In space, however, they still fight defensive wars against species from less
evolved civilizations.
We might also think about the blood-soaked soil of Europe, the result of
centuries of catastrophic warfare. Today, half a century after the end of
World War II, the nations of western Europe -- yoked together by powerful
economic and political ties -- no longer fight each other and have grown
increasingly wary of using war as an instrument of foreign policy.
Globalization, paradoxically, may one day help put an end to war. In the
short term, of course, the rapid expansion of global trade -- unregulated and
ungoverned by international institutions -- has intensified ethnic and
religious conflict, widened the gulf between rich and poor, and sparked
"resource wars" to control oil and water.
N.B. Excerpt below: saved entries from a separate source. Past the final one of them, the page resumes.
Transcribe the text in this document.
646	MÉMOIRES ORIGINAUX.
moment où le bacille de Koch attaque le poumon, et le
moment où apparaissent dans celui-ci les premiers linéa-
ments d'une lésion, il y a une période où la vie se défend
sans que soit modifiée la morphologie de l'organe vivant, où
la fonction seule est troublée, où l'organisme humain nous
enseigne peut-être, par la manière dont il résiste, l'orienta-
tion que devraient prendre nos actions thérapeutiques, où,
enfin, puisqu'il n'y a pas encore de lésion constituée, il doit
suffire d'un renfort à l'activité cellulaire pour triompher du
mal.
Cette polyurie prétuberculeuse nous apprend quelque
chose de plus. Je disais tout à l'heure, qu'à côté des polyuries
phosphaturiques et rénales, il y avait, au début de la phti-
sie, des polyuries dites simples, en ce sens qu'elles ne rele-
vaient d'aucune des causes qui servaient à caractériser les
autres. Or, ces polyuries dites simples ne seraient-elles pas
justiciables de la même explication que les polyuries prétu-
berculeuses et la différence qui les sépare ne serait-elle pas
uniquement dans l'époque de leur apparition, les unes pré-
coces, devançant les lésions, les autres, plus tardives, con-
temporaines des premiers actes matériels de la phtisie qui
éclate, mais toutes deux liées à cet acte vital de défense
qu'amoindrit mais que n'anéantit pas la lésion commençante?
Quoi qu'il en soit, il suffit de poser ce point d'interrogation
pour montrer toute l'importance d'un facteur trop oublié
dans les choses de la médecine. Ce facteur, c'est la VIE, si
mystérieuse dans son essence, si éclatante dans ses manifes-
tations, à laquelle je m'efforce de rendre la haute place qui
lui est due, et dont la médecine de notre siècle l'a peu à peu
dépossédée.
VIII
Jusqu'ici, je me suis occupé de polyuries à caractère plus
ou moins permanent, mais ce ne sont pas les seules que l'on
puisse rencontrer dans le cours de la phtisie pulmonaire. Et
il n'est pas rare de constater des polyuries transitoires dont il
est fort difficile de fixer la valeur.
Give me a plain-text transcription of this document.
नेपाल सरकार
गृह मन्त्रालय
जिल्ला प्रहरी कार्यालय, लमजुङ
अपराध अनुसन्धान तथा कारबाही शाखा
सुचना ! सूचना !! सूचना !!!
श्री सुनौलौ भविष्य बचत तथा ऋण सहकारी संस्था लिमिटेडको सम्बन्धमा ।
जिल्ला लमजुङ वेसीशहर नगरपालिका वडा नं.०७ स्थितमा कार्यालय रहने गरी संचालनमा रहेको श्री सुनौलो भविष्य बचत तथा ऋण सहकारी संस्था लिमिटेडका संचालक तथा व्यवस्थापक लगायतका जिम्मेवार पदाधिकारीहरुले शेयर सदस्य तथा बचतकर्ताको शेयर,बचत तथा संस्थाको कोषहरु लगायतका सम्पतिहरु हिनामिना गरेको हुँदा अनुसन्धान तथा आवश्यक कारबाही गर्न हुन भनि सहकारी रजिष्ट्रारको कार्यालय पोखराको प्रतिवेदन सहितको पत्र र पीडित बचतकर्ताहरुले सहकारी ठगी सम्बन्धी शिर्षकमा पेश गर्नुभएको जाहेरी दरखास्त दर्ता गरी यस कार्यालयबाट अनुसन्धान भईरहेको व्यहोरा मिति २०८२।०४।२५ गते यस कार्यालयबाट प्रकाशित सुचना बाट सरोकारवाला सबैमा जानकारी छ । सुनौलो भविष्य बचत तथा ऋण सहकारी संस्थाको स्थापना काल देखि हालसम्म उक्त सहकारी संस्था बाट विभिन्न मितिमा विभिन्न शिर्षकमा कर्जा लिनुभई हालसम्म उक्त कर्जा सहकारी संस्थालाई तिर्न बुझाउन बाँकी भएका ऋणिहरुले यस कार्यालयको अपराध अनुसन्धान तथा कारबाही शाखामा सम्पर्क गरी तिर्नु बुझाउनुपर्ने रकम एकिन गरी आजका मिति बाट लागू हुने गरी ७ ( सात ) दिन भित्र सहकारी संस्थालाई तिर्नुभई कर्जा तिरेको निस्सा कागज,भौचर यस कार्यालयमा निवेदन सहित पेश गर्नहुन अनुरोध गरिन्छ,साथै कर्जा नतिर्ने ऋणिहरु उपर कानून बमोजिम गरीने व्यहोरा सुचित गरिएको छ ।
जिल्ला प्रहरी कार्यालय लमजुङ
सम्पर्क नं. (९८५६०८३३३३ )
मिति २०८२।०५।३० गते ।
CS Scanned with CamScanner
But someday, new political institutions may catch up with this dizzying
expansion of trade and global culture and right the wrongs caused by rapid
globalization. Newly synthesized sources of energy may even make resource wars
a thing of the past.
Meanwhile, we should draw upon our rich tradition of intellectual and
religious opposition to war. Some of those courageous voices -- Jeanette
Rankin, Jane Addams, Albert Einstein, Mohandas Gandhi, Martin Luther King Jr.,
-- tried, but failed, to prevent war during the last calamitous century.
I have no idea when -- or if -- humans will ever abolish war. It took
centuries of seemingly hopeless effort to end slavery. But this much I do know:
Voices that preach peace must never fall silent. They need to speak so loudly
that they drown out those who clamor for war. Even if our species is not yet
ready to end war, we must always be prepared to create a climate for peace.